On a Sunday evening in Las Vegas, a 64-year-old man rains death on an outdoor country music festival. Firing hundreds of rounds, he commits a well-planned massacre.
Dozens die. Hundreds more are wounded, some critically. Thousands more — concertgoers, family, friends — will find their lives forever altered.
To say the shooter’s act defies comprehension is to state the obvious.
Millions of Americans own guns. Few use them as instruments of mass chaos and carnage.
Millions of Americans are in their 60s.
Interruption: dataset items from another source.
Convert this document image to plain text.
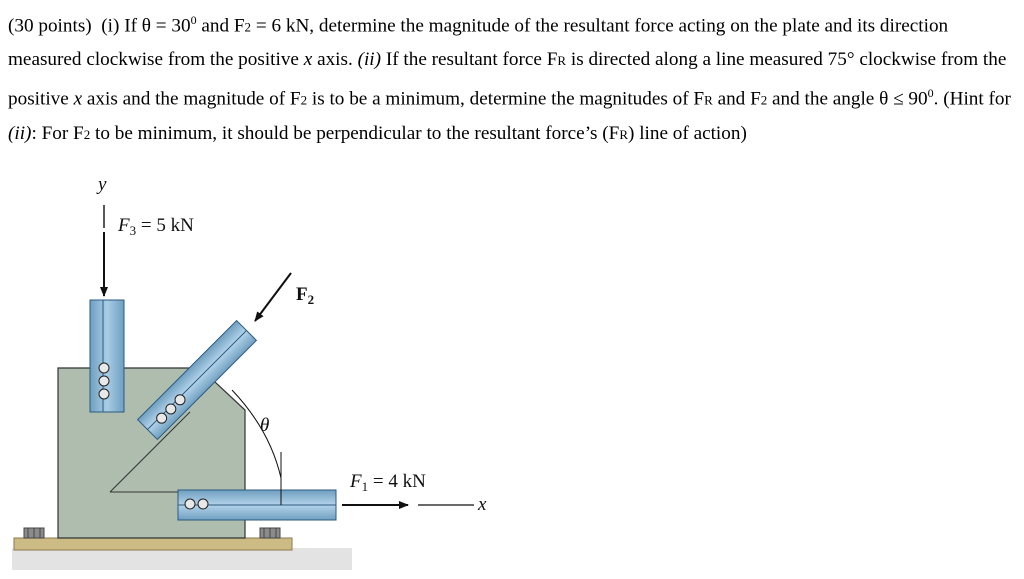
(30 points) (i) If $\theta = 30^0$ and F2 = 6 kN, determine the magnitude of the resultant force acting on the plate and its direction measured clockwise from the positive x axis. (ii) If the resultant force FR is directed along a line measured 75° clockwise from the positive x axis and the magnitude of F2 is to be a minimum, determine the magnitudes of FR and F2 and the angle $\theta \le 90^0$. (Hint for (ii): For F2 to be minimum, it should be perpendicular to the resultant force’s (FR) line of action)

y
$F_3 = 5$ kN
$F_2$
θ
$F_1 = 4$ kN
x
Few commit slaughter.
Millions of Americans struggle with mental illness — murder is not a sane act, even though jurisprudence sometimes judges it as such — yet few resort to homicidal violence.
And so, it is useless to automatically blame firearms or mental illness or whatever else for Stephen Craig Paddock’s butchery undertaken from the 32nd floor of the Mandalay Bay Hotel and Casino.
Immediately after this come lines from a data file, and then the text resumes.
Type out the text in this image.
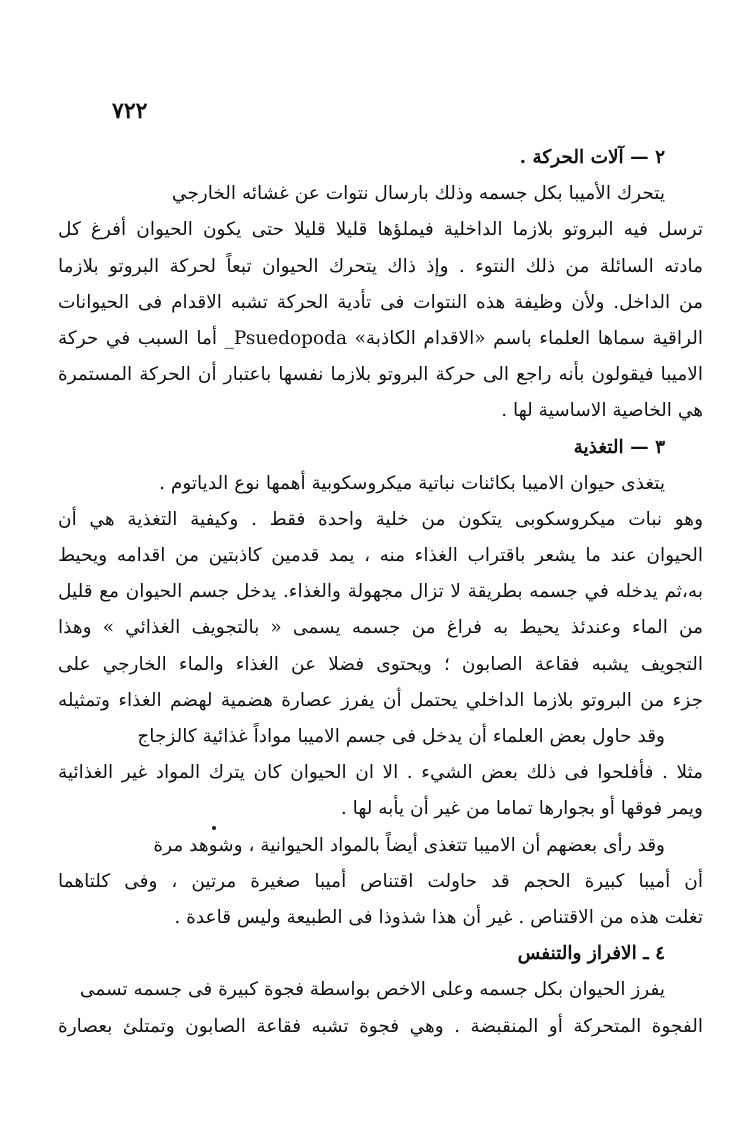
٧٢٢
٢ — آلات الحركة .
يتحرك الأميبا بكل جسمه وذلك بارسال نتوات عن غشائه الخارجي
ترسل فيه البروتو بلازما الداخلية فيملؤها قليلا قليلا حتى يكون الحيوان أفرغ كل
مادته السائلة من ذلك النتوء . وإذ ذاك يتحرك الحيوان تبعاً لحركة البروتو بلازما
من الداخل. ولأن وظيفة هذه النتوات فى تأدية الحركة تشبه الاقدام فى الحيوانات
الراقية سماها العلماء باسم «الاقدام الكاذبة» Psuedopoda_ أما السبب في حركة
الاميبا فيقولون بأنه راجع الى حركة البروتو بلازما نفسها باعتبار أن الحركة المستمرة
هي الخاصية الاساسية لها .
٣ — التغذية
يتغذى حيوان الاميبا بكائنات نباتية ميكروسكوبية أهمها نوع الدياتوم .
وهو نبات ميكروسكوبى يتكون من خلية واحدة فقط . وكيفية التغذية هي أن
الحيوان عند ما يشعر باقتراب الغذاء منه ، يمد قدمين كاذبتين من اقدامه ويحيط
به،ثم يدخله في جسمه بطريقة لا تزال مجهولة والغذاء. يدخل جسم الحيوان مع قليل
من الماء وعندئذ يحيط به فراغ من جسمه يسمى « بالتجويف الغذائي » وهذا
التجويف يشبه فقاعة الصابون ؛ ويحتوى فضلا عن الغذاء والماء الخارجي على
جزء من البروتو بلازما الداخلي يحتمل أن يفرز عصارة هضمية لهضم الغذاء وتمثيله
وقد حاول بعض العلماء أن يدخل فى جسم الاميبا مواداً غذائية كالزجاج
مثلا . فأفلحوا فى ذلك بعض الشيء . الا ان الحيوان كان يترك المواد غير الغذائية
ويمر فوقها أو بجوارها تماما من غير أن يأبه لها .
وقد رأى بعضهم أن الاميبا تتغذى أيضاً بالمواد الحيوانية ، وشوهد مرة
أن أميبا كبيرة الحجم قد حاولت اقتناص أميبا صغيرة مرتين ، وفى كلتاهما
تغلت هذه من الاقتناص . غير أن هذا شذوذا فى الطبيعة وليس قاعدة .
٤ ـ الافراز والتنفس
يفرز الحيوان بكل جسمه وعلى الاخص بواسطة فجوة كبيرة فى جسمه تسمى
الفجوة المتحركة أو المنقبضة . وهي فجوة تشبه فقاعة الصابون وتمتلئ بعصارة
Yet surely, we can all agree that something is dreadfully wrong — deadly wrong — in our culture. Something enables mass violence to proliferate. Something allows humans to take out their societal and personal grievances with deadly precision.
We exist in a culture that increasingly has become “us vs. them,” from politics to standard of living to personal vendettas. However, blaming anyone, from the president to the neighbor next door, will achieve nothing. Rather, we as an American people must get it together … and bring ourselves together as one.
How can we, as you and I and everyone else, overcome the causes that impel some people to the madness of massacre? How do we spot the signs — presumably of social isolation or of beyond-the-norm anger and unresolved rejection — that foretell impending violence?
A lesson of the 2015 shootings at Umpqua Community College in Roseburg is that lots of people saw oddities in the days and weeks beforehand, but no one put them all together. Without becoming the Big Brother of George Orwell’s “1984” or the authoritarian society of Ray Bradbury’s “Fahrenheit 451,” we — family members, friends, teachers, colleagues — must become better at noticing and better at alerting, even when we don’t know whether our little piece amounts to anything, or whether there even is a puzzle to be solved by authorities.
As for firearms, they reflect a societal truth. Bad things come from good things carried to extreme. Used properly, a firearm has a legitimate, worthwhile role. Used wrongly, a gun can become an instrument of evil.
In our society, instruments of casual carnage are easily available, from bomb-making instructions on the internet to high-capacity, high-power guns that can be obtained illegally when not legally. More laws will not change that, at least not soon.
Neither will new laws change our society’s fascination with, and glorification of, mass violence. Books, movies and video games celebrate violence as the perceived solution to one’s problems and a measure of one’s machismo.
Even if we cannot make sense of the senseless, how do we stop the senseless?